Many teens may go to school with snow on the ground this time of year, but it’s not too early for them to think about summer plans.
Some high school programs for the upcoming summer have application deadlines that have already passed or are fast approaching.
Academic programs at prestigious colleges are one of many experiences teens can pursue this summer. Teens and their parents can start planning for summer now by completing the following tasks.
1. Research summer opportunities: Families can start by seeing what’s out there, while narrowing down a teen’s interests and keeping their budget in mind, says Sara Zessar, founder of Discovery College Consulting in Denver.
There may be experiences available locally, such as camps, workshops, volunteer opportunities or internships, she says. Teens could also shadow a professional in a field they are interested in.
2. Consider cost: Some academic summer programs cost thousands of dollars, Zessar says, but there are other low-cost and free opportunities. Teens could also get a job – which could be a valuable experience where teens actually make money, she says.
“That is underrated now,” says Angela Um, chief consultant at Boston Academic Consulting Group and a former admissions officer at Harvard University and MIT.
Many summer programs offer students financial aid, says Um.
Teens should apply early – much earlier than the deadline asks – if they are looking for financial aid for a better shot at receiving some, says Joan Rosenberg, principal of Jericho High School in New York and a former school counselor.
The Telluride Association offers free summer programs for intellectually curious teens who complete academic seminars.
3. Allow plenty of time to obtain admissions materials: Summer programs may require transcripts, letters of recommendation, essays and more for admission.
Teens should allow at least a couple of weeks for educators to provide transcripts and letters of recommendation, Rosenberg says.
Students applying to a performing arts summer program could ask their theater director or dance teacher for help in preparing an audition piece, if needed, says Zessar.

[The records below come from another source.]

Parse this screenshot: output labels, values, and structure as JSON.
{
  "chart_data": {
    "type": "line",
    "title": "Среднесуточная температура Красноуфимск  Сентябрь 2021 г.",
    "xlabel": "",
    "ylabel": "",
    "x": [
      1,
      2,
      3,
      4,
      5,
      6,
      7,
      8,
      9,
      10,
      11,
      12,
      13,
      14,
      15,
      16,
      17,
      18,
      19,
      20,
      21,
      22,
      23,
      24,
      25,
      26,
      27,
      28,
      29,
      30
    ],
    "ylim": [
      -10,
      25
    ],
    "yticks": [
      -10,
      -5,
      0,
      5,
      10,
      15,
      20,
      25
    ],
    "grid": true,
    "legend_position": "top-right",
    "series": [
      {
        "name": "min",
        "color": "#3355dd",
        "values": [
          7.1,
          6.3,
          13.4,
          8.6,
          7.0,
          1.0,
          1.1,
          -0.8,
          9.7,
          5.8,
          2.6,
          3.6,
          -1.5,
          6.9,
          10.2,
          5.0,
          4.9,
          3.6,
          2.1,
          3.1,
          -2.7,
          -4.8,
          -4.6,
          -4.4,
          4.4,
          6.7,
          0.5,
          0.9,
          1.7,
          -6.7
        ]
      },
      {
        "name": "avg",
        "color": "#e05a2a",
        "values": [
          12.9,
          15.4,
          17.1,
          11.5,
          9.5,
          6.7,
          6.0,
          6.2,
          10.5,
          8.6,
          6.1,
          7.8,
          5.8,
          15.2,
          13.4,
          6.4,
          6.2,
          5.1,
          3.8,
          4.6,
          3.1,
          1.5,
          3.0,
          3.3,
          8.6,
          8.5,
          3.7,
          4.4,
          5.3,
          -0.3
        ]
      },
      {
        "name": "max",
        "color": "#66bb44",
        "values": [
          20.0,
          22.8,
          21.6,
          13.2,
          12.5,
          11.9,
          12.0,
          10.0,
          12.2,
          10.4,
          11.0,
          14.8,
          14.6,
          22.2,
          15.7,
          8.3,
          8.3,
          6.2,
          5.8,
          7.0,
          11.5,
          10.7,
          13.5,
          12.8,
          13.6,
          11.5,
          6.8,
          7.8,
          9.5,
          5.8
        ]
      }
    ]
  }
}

The Interlochen summer arts camp in Michigan offers programs in motion picture arts, dance, creative writing and more. Some programs require auditions or portfolios for admission.
4. Remind teens they should spend summer doing what’s best for them: Many competitive colleges do ask applicants how they spend their summers, says Um. But students shouldn’t be quick to sign up for the popular summer program of the moment.
She encourages students to pause and reflect on what it is they really love to do, then determine how they want to spend their summer. December and January is a good time for teens to think about this as most deadlines for summer programs occur in February, March and April.
Teens should be consistent in spending their summers working on their passion – that will show a track record of persistence and commitment, which colleges are looking for, Um says.
Zessar tells families to remember they don’t have to spend a ton of money for teens to do something meaningful with their summer.
“Many students need that time off in the summer to kind of refresh themselves and to not necessarily be studying or be in school,” says Rosenberg. “Many need that downtime, so make sure that the child is interested in doing this.”